I also have a client1 file inside the ccd folder which has the following command:

iroute 192.168.1.0 255.255.255.0 #or 192.168.137.0 when using ICS

This is the client.conf (opvpn)

client
dev tun
proto tcp
remote xxx.xxx.xxx.xxx 1194
resolv-retry infinite
nobind
persist-key
persist-tun
ca ca.crt
cert client1.crt
key client1.key
ns-cert-type server
push "dhcp-option DNS 8.8.8.8"
push "dhcp-option DNS 8.8.4.4"
comp-lzo
verb 3

I have a PC that runs Win 7 64 and is connected to the internet via Wi-Fi. What i try to do is to have that pc connected to the VPN and share its Wi-Fi internet connection to the Ethernet either by Bridging Wi-Fi & LAN (only the device i connect to the pc, not the VPN LAN) or through ICS.

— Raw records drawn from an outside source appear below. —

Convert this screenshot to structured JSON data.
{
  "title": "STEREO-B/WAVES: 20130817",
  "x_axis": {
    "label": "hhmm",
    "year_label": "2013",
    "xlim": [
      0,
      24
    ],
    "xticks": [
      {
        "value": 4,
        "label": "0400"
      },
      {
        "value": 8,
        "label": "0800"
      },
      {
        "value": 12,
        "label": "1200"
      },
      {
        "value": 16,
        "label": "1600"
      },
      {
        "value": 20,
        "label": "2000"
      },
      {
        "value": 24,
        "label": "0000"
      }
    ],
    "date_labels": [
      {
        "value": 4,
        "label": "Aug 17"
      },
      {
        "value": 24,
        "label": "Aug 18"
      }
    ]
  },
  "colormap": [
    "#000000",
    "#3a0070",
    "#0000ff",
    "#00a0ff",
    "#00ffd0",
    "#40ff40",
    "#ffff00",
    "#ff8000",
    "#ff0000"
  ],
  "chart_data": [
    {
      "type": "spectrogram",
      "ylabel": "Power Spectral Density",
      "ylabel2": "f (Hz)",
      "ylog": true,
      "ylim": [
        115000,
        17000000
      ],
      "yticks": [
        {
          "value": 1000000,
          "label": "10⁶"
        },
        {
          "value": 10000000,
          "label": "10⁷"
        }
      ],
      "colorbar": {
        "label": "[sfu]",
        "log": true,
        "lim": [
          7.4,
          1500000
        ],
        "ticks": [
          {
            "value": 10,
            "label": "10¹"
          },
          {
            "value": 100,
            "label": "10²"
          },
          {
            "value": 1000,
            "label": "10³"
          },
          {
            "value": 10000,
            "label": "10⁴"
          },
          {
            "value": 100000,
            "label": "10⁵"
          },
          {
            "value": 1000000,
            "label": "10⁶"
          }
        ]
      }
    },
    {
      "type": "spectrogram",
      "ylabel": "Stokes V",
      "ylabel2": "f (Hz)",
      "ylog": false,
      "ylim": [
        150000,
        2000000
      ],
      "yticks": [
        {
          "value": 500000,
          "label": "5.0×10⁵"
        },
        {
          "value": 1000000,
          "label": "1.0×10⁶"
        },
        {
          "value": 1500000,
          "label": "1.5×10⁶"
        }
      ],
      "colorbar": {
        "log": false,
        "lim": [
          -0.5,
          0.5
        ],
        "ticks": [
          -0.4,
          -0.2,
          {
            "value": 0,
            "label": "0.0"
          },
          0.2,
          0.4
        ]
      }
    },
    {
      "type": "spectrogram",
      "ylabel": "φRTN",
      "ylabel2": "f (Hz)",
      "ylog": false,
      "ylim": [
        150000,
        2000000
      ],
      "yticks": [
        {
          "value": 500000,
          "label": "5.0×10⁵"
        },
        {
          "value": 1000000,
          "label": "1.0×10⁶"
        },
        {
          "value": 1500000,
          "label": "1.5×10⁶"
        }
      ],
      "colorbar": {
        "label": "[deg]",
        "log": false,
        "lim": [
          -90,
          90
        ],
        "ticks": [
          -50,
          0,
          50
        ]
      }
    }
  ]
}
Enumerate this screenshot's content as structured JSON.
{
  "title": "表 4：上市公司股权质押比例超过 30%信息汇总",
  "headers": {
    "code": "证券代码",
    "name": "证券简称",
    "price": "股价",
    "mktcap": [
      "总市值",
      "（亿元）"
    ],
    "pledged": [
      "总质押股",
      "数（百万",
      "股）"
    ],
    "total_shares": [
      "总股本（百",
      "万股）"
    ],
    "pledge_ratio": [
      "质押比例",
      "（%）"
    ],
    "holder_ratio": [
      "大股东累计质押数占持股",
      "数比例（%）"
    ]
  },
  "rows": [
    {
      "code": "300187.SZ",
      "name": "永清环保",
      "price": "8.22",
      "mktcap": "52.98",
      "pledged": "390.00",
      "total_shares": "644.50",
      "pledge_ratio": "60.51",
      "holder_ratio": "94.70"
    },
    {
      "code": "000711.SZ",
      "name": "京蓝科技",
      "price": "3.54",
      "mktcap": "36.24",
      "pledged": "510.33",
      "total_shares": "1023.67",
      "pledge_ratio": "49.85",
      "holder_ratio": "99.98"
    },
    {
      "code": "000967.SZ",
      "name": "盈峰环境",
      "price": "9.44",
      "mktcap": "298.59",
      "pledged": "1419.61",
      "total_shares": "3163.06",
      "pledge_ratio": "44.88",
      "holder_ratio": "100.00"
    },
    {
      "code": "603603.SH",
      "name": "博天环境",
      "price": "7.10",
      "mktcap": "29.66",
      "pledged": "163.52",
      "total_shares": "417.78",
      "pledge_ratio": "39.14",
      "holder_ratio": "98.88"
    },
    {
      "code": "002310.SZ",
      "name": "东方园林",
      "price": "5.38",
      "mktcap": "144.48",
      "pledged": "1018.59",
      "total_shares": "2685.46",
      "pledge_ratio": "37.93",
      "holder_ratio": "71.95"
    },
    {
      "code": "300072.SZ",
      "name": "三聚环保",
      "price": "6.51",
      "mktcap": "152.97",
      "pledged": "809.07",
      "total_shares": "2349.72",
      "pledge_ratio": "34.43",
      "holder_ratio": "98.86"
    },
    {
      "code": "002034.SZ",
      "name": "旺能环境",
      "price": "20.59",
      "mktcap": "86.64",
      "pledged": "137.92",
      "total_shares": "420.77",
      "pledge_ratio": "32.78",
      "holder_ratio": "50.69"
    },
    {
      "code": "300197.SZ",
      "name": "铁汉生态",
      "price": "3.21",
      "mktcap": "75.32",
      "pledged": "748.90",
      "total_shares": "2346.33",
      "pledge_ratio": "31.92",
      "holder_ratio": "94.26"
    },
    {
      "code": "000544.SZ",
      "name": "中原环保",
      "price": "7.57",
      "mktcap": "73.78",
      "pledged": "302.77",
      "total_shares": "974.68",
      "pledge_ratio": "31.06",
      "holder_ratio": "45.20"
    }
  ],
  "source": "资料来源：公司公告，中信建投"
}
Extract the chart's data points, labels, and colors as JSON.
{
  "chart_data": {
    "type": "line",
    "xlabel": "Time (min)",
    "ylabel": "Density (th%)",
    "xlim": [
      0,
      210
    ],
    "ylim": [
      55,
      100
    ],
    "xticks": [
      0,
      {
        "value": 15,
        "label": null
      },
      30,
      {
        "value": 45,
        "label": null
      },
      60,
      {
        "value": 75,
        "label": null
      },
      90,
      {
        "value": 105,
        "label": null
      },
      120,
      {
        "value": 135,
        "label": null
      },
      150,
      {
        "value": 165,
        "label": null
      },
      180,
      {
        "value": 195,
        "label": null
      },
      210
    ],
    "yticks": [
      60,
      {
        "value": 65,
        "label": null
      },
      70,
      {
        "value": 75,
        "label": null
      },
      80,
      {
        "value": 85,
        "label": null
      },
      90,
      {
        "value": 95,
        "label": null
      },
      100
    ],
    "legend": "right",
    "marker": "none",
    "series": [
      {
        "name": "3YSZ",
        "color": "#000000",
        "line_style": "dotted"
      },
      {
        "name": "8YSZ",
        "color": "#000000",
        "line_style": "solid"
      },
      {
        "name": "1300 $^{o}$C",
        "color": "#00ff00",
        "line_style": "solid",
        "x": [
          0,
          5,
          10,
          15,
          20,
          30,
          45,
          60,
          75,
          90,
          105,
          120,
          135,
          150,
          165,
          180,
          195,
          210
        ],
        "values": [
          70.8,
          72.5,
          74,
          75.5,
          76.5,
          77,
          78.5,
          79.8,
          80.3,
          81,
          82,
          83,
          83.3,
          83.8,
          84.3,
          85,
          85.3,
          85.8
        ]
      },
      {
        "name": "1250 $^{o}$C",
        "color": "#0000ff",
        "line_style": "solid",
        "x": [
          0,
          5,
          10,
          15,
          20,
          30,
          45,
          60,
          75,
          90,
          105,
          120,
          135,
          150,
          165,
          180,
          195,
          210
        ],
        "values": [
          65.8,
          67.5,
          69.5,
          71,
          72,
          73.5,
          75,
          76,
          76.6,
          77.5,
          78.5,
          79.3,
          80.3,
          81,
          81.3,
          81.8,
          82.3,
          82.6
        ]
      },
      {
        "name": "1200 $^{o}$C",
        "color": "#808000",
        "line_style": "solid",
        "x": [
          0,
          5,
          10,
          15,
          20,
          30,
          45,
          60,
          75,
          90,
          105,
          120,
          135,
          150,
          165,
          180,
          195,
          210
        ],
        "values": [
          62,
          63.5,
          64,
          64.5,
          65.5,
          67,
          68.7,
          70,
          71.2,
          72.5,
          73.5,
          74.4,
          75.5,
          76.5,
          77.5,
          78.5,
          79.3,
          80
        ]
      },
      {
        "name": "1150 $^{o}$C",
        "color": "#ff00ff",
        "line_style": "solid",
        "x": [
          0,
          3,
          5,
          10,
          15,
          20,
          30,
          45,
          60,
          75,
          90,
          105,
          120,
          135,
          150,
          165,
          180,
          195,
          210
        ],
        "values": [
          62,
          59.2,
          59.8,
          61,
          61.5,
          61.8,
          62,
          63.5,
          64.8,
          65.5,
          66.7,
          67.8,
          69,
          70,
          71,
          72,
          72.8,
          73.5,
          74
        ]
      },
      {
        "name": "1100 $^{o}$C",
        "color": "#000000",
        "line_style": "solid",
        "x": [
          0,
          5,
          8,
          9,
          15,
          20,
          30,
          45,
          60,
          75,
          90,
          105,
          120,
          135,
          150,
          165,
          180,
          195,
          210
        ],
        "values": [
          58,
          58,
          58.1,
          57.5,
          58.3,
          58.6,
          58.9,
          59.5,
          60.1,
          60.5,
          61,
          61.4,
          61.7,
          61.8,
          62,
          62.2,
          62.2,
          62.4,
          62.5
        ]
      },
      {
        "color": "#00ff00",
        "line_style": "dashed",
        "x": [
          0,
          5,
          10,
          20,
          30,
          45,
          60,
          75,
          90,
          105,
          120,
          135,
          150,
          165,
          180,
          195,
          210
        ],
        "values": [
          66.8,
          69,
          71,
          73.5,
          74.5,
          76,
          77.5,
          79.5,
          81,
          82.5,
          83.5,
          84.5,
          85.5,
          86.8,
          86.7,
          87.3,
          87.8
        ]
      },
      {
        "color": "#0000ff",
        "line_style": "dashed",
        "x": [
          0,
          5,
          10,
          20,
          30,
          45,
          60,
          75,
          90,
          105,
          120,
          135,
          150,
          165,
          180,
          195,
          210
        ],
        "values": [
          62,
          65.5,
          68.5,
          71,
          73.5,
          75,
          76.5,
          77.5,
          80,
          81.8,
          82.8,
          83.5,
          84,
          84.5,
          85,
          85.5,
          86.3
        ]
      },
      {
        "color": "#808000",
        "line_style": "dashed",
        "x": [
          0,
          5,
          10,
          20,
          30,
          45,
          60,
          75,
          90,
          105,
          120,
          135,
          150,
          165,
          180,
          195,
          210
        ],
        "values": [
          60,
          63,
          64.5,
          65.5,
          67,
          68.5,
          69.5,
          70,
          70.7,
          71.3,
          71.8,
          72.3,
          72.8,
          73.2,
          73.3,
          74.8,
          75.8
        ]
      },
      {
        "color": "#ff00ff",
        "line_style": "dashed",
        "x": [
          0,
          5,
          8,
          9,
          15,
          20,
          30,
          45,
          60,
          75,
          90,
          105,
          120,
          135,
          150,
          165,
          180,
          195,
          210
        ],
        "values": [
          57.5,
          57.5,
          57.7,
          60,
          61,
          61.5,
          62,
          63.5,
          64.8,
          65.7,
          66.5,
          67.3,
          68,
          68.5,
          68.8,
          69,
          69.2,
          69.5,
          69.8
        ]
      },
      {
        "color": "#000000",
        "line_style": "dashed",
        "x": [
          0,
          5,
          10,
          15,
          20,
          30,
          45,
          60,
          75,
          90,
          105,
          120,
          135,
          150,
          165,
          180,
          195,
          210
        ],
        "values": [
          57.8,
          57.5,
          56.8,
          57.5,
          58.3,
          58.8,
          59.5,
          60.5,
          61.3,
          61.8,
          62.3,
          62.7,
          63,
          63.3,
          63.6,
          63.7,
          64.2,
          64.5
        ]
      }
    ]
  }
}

If i bridge Wi-Fi and LAN, Windows automatically creates a 192.168.1.0/24 subnet. If I share Wi-Fi over Ethernet via ICS, i use a 192.168.137.0/24 subnet. Both TV/or laptop are assigned on that subnet. When vpn is off, they have access to the internet.. When on, they don't..

Oh, and my router configuration is on a 192.168.1.0/24 subnet with a 192.168.1.254 gateway.

[janjust]

can you try bridging the ethernet + tap-win32 adapter? that way all clients from the LAN should automatically become part of the VPN.

[apn3a]

can you try bridging the ethernet + tap-win32 adapter? that way all clients from the LAN should automatically become part of the VPN.

okay i cant believe it was that.. i feel such a noob. this was the only thing i didnt try. it seems to work, though the internet connection speed is approx 1mbps. is there anything i can do to improve it?